The song “Manchester” is a musical portrait of that notorious rarity — a sunny day in Manchester, England — when Morse was sitting in a coffee shop watching the world go by. “Selfie in The Square” captures what he saw walking around Luxembourg City — hearing the cathedral bells and seeing children playing. “He Died At Home” is about a mother’s grief over the loss of her soldier son.

Morse has been a major player in the prog rock scene for the last two decades.

In the mid ’90s he formed the quirky Spock’s Beard, whose debut recording, “The Light,” was an unexpected success.
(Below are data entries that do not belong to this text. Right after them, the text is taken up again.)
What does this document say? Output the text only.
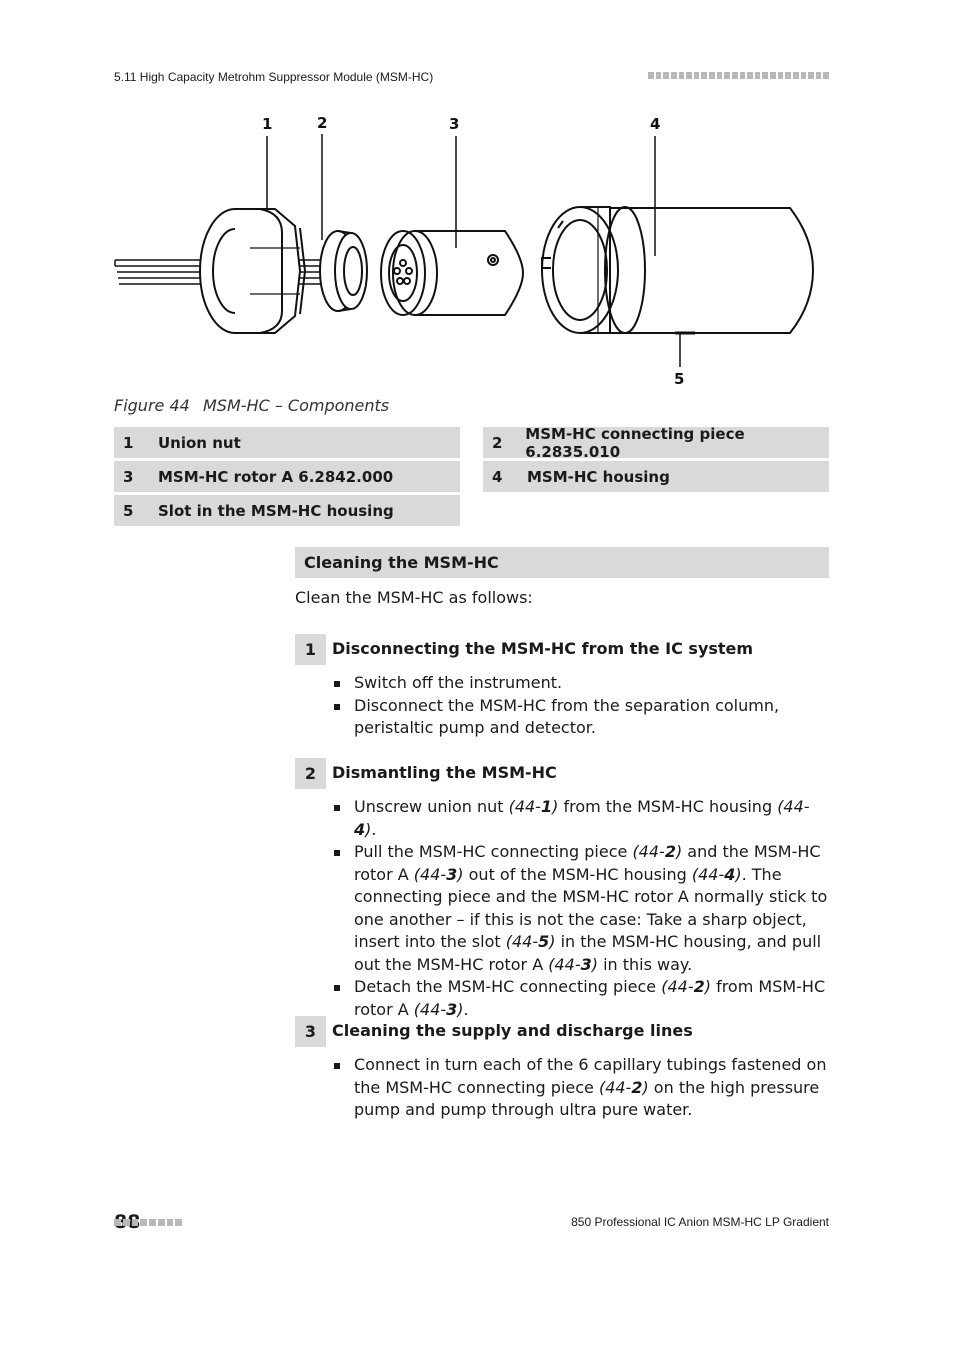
5.11 High Capacity Metrohm Suppressor Module (MSM-HC)
1	2	3	4
5
Figure 44 MSM-HC – Components
1	Union nut	2	MSM-HC connecting piece 6.2835.010
3	MSM-HC rotor A 6.2842.000	4	MSM-HC housing
5	Slot in the MSM-HC housing
Cleaning the MSM-HC
Clean the MSM-HC as follows:
1 Disconnecting the MSM-HC from the IC system
Switch off the instrument.
Disconnect the MSM-HC from the separation column, peristaltic pump and detector.
2 Dismantling the MSM-HC
Unscrew union nut (44-1) from the MSM-HC housing (44-4).
Pull the MSM-HC connecting piece (44-2) and the MSM-HC rotor A (44-3) out of the MSM-HC housing (44-4). The connecting piece and the MSM-HC rotor A normally stick to one another – if this is not the case: Take a sharp object, insert into the slot (44-5) in the MSM-HC housing, and pull out the MSM-HC rotor A (44-3) in this way.
Detach the MSM-HC connecting piece (44-2) from MSM-HC rotor A (44-3).
3 Cleaning the supply and discharge lines
Connect in turn each of the 6 capillary tubings fastened on the MSM-HC connecting piece (44-2) on the high pressure pump and pump through ultra pure water.
850 Professional IC Anion MSM-HC LP Gradient
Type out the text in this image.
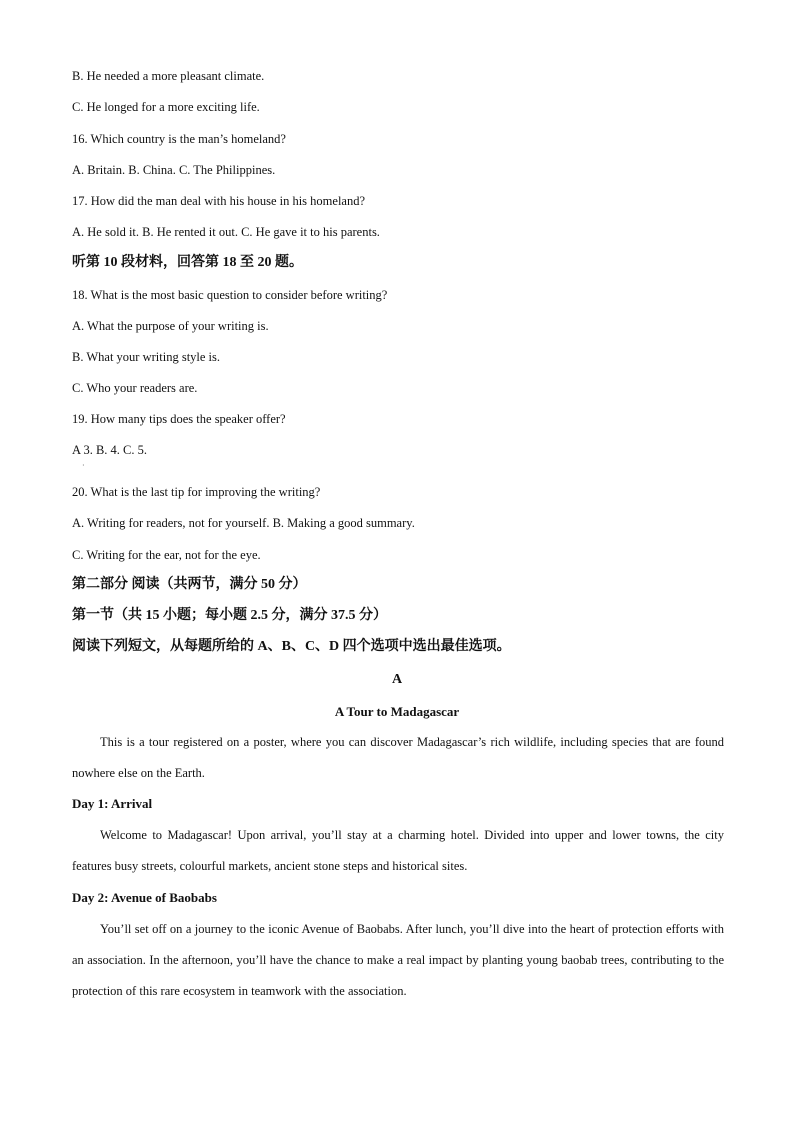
B. He needed a more pleasant climate.
C. He longed for a more exciting life.
16. Which country is the man’s homeland?
A. Britain. B. China. C. The Philippines.
17. How did the man deal with his house in his homeland?
A. He sold it. B. He rented it out. C. He gave it to his parents.
听第 10 段材料，回答第 18 至 20 题。
18. What is the most basic question to consider before writing?
A. What the purpose of your writing is.
B. What your writing style is.
C. Who your readers are.
19. How many tips does the speaker offer?
A 3. B. 4. C. 5.
·
20. What is the last tip for improving the writing?
A. Writing for readers, not for yourself. B. Making a good summary.
C. Writing for the ear, not for the eye.
第二部分 阅读（共两节，满分 50 分）
第一节（共 15 小题；每小题 2.5 分，满分 37.5 分）
阅读下列短文，从每题所给的 A、B、C、D 四个选项中选出最佳选项。
A
A Tour to Madagascar
This is a tour registered on a poster, where you can discover Madagascar’s rich wildlife, including species that are found nowhere else on the Earth.
Day 1: Arrival
Welcome to Madagascar! Upon arrival, you’ll stay at a charming hotel. Divided into upper and lower towns, the city features busy streets, colourful markets, ancient stone steps and historical sites.
Day 2: Avenue of Baobabs
You’ll set off on a journey to the iconic Avenue of Baobabs. After lunch, you’ll dive into the heart of protection efforts with an association. In the afternoon, you’ll have the chance to make a real impact by planting young baobab trees, contributing to the protection of this rare ecosystem in teamwork with the association.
Over the next seven years, Spock’s Beard released six critically-acclaimed studio recordings and multiple live recordings while establishing a passionate fan base in the prog rock community.

In 2000, he formed the prog supergroup Transatlantic with drumming legend Mike Portnoy (formerly with Dream Theater), Marillion’s Pete Trewavas and The Flower Kings’ Roine Stolt.

In 2001, Morse became a born-again Christian, left Spock’s Beard and began a Christian rock solo career, releasing many progressive rock concept albums about his new religious faith. In the meantime, he continued to play with Transatlantic and formed three new bands, Yellow Matter Custard, Flying Colors and The Neal Morse Band.

“I started going to church with my wife in the church she grew up in,” said Morse. “After a while, I experienced something I had never experienced before. I experienced the Holy Spirit.

“I quit Transatlantic and initially lost about half my fans because of the switch. Ultimately, I gained some. I gave my life to God and I’m happy with what we have.”

Fans of Morse face the challenge of enjoying the complex, prog-rock side of his music along with the simple, unplugged style currently being offered.

“With our fans, it seems like we’re bridging the gap pretty well,” said Morse. “If people have a problem with what I’m doing, they’ve been keeping it silent.’

Video link for Neal Morse Band — https://youtu.be/RNeQq1QbfWo.

The show at the Sellersville Theater on February 23 will start at 8 p.m. Tickets are $29.50 and $40.

Other upcoming shows at the venue are The Gibson Brothers on February 23, Jaimoe’s Jasssz Band on February 24, Simo on February 25, Howard Jones and Rachael Sage on February 26 and Cherish the Ladies on February 27.

Harm’s Way is another music act that offers challenges to its fans to accept changes in its music.

On February 9,

Harm’s Way

released its fourth full-length album, “Posthuman,” via Metal Blade Records. The band also launched a video for the new single, “Become A Machine,” which was directed by Max Moore. The previous singles from the album were “Human Carrying Capacity” and “Call My Name.”

The band will bring its always-aggressive sound to Philly on February 22 for a show at Underground Arts (1200 Callowhill Street, Philadelphia, http://undergroundarts.org).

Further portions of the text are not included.